OB-GYN Subspecialties
Within the specialty itself, physicians can pursue even more focused training through fellowship programs. These subspecialties require additional years of education beyond the standard four-year residency:
- Maternal-fetal medicine: manages high-risk pregnancies, including complications like preeclampsia, preterm labor, or fetal abnormalities. This is the largest OB-GYN subspecialty.
- Gynecologic oncology: treats cancers of the reproductive system, including ovarian, uterine, and cervical cancers.
- Reproductive endocrinology and infertility: focuses on hormonal disorders and fertility treatments like IVF.
- Urogynecology: addresses pelvic floor disorders such as organ prolapse and urinary incontinence, often through surgical repair.

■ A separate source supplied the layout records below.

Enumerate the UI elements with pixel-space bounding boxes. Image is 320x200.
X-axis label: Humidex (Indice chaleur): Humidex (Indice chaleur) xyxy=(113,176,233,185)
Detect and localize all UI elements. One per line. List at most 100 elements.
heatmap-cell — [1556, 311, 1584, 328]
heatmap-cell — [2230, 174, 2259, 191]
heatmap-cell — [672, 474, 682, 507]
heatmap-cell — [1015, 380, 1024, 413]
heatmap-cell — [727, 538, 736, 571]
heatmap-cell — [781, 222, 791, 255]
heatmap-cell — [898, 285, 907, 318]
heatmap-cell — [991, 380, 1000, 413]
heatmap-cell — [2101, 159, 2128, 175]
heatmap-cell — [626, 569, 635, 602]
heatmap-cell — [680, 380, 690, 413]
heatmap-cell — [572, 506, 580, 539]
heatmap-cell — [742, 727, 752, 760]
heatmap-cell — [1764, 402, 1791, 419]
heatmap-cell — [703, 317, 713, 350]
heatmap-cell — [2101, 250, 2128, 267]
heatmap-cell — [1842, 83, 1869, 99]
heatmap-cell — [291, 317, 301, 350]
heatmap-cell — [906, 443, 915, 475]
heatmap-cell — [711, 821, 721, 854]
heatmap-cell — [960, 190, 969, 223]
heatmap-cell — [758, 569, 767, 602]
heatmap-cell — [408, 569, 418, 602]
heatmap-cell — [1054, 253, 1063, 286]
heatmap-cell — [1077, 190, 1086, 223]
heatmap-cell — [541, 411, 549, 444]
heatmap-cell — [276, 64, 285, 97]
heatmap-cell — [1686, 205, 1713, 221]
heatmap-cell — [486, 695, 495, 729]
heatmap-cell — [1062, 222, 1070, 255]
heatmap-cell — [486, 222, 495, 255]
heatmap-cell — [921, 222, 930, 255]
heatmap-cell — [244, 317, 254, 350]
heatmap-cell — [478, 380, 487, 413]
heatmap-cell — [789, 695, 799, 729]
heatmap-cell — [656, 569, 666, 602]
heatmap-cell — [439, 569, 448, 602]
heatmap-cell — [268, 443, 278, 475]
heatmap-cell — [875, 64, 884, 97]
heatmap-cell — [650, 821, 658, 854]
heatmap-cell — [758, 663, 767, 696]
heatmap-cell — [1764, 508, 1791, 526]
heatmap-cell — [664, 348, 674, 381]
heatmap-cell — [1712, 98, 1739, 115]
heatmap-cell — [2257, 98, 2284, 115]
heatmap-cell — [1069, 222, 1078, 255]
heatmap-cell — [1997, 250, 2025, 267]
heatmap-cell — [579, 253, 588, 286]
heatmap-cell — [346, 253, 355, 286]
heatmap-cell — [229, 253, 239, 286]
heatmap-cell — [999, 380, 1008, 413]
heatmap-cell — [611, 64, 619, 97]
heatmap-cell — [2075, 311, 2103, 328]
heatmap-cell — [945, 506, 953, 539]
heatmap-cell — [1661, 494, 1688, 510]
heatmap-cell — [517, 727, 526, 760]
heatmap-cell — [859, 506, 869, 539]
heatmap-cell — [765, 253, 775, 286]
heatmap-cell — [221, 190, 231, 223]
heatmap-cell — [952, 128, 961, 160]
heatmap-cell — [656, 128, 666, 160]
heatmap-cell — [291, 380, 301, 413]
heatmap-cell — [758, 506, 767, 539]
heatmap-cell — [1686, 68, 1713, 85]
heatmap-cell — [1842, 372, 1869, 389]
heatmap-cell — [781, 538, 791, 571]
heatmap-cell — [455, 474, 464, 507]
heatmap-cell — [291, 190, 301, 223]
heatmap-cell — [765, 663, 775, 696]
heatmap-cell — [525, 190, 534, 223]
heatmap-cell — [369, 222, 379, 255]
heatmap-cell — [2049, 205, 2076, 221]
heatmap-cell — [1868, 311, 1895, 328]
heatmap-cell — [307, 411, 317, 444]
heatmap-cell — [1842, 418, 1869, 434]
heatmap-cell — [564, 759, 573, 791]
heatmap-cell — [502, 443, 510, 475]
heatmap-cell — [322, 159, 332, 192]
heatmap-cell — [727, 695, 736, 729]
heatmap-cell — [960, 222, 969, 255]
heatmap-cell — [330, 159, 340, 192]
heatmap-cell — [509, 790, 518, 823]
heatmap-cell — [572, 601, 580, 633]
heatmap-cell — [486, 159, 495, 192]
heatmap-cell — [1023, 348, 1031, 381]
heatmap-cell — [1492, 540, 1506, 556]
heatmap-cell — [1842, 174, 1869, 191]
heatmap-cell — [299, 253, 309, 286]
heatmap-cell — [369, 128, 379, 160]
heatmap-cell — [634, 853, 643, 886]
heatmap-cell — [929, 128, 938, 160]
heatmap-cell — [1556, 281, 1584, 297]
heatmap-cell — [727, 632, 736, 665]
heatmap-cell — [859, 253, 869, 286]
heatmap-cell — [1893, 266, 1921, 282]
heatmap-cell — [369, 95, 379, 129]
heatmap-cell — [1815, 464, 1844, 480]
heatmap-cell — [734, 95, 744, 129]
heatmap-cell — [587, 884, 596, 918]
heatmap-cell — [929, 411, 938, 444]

- Complex family planning: the newest recognized subspecialty, focused on contraception management and pregnancy termination in complicated medical situations.
- Minimally invasive gynecologic surgery: specializes in advanced laparoscopic and robotic surgical techniques.
- Pediatric and adolescent gynecology: treats reproductive health issues in younger patients.
If your OB-GYN refers you to one of these subspecialists, you’re seeing a doctor with roughly seven to eight total years of post-medical-school training in a very narrow area.
How Many OB-GYNs Practice in the U.S.
There are roughly 60,000 practicing OB-GYNs in the United States. About 60% are women, and nearly 13% are recent residency graduates. Of the total, about 3.8% hold additional subspecialty certification in maternal-fetal medicine. The workforce is large enough to be one of the major medical specialties, but projected shortages in some regions, particularly rural areas, have been an ongoing concern.
Specialist Training, Primary Care Access
The short answer to whether an OB-GYN is a specialist is an unambiguous yes. The training, board certification process, and surgical responsibilities all place it squarely in the specialist category. But unlike most specialists, you generally don’t need a referral to see one, and in many states you can name your OB-GYN as your primary care doctor. It’s one of the few specialties that functions in both roles, which is why the question comes up so often.